The rift

We departed Aberystwyth relatively early for us, given we had to drop the car off in Cardiff before 2pm. Despite the odd bit of traffic and a Starbucks stop for Sam, we made it with an hour to spare. I'd picked up a hostel that was well reviewed and close to the Avis return point, and we were able to walk to it in under two minutes.

After getting sorted at the front desk, which is actually a rather large bar area, we headed upstairs to our room. It's a private twin, but shared bathrooms. We do have a sink in our room, which is nice, but Wi-Fi is only in the lobby. Still, I have a nice view out the window to the river. We're quite centrally located, with the Cardiff Castle just five minutes around the corner, and the large pedestrian malls and arcades in easy reach.

Once I'd dropped off my bag, I headed out to see the town. I grabbed a quick bite to eat from a cafe run by a friendly couple whose I accent I struggled to place. They sounded suspiciously like New Zealanders, but then they mentioned Johannesburg. Ah, South African. I headed out and enjoyed my lunch in the sunshine, before wandering through the arcades. The city is known for them, apparently, and you can see why. Gorgeous old shops in little avenues covered with glass roofs.

In the little little maze of covered streets, I found a little record shop called, I think, Stipplers.
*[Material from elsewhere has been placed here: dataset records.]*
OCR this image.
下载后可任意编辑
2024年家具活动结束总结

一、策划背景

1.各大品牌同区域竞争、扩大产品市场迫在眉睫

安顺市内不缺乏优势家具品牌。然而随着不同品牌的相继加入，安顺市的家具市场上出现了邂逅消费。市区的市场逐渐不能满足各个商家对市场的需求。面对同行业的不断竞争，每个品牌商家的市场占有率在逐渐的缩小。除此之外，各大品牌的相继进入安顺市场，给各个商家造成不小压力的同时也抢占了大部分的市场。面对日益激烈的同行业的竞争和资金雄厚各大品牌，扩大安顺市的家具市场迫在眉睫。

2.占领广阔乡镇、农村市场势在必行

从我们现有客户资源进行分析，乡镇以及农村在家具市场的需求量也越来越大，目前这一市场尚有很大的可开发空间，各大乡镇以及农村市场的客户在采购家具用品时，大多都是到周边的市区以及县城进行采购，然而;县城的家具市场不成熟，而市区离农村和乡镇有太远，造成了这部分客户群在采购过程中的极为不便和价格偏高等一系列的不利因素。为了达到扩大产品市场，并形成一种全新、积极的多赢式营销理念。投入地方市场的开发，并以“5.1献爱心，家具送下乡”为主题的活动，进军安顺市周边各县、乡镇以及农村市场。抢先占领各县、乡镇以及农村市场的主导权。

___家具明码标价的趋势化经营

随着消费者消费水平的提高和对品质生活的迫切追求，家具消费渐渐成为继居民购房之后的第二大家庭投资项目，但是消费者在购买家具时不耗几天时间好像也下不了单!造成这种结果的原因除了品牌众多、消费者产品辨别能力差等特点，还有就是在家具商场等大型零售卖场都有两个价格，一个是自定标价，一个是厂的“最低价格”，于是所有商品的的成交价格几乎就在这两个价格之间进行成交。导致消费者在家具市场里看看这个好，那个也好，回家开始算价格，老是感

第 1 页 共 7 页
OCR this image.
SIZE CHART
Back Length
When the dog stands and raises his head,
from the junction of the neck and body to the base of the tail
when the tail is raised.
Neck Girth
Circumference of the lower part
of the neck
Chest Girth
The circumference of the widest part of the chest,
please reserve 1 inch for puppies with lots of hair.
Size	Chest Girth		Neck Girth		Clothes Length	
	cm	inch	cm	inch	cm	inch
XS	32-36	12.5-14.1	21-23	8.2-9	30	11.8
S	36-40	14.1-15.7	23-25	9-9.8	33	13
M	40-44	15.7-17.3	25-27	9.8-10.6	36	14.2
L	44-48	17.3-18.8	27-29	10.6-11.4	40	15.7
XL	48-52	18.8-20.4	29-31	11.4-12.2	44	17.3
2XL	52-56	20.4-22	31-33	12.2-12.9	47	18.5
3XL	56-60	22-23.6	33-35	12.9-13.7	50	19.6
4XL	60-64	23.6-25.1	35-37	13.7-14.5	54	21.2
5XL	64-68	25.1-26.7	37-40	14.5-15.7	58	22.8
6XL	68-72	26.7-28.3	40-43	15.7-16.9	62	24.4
It is officially recognised as the oldest record store in the world, having opened in the 1800s. It has that great eclectic subculture feel, with crowded shelves and the feeling that behind every vinyl sleeve or CD case hides a gem waiting to be uncovered. I enjoy browsing these sorts of places and listening at the demo stations - you get a taste of all the little up and coming bands you can't access overseas. I took down a lot of names on my phone to look up later, and when the the woman at the desk was being helpful in trying to recommend me things, I kind of had to buy a CD even though I can't get it onto my iPhone while I'm away. Sounded good though.

Though the afternoon was still young, I decided I would save the Castle for a day when I'd have the time to explore it properly. I headed instead for the bay area. This was home to a few sights I was excited to nerd out at. The first was Roald Dahl Plass, otherwise known as The Rift, in Doctor Who lore. Its striking water feature was sadly plastered with strawberries for an ad campaign, and the square itself was barricaded off in preparation for a function. It wasn't the pristine cinematic view you get on TV, in other words, but it was cool nonetheless.

It was more impressive down on the waterfront. You can walk the little dock area that leads up to the supposed entrance to Torchwood, though there is no shop there in real life. What is actually there is a huge memorial to Ianto that fans have made. The wall at the end is completely covered in photos, dedications, flowers, and more. It's pretty insane and yet I couldn't stop smiling at it. It's strangely heartwarming to see how much a fictional character means to some people. There was an actual plaque from the actual quay management authority memorialising him, and a thank you note from fans to the management thanking them for not tearing everything down. Awesome.

I kept winding my way around the bay, and up towards the hostel again. After relaxing for a little while, I left to get dinner. I stumbled across an Italian place that looked popular and was able to get a table. The host was kind enough to press for an order quickly in order to get mine out before a couple of large tables. After a nice ragu, and some friendly but sporadic service due to being very understaffed for a two storey restaurant, I returned. Tomorrow, the Doctor Who fest continues with a bus tour to several of the filming locations. I have a feeling I did quite a few today, but we'll see if it's worth it.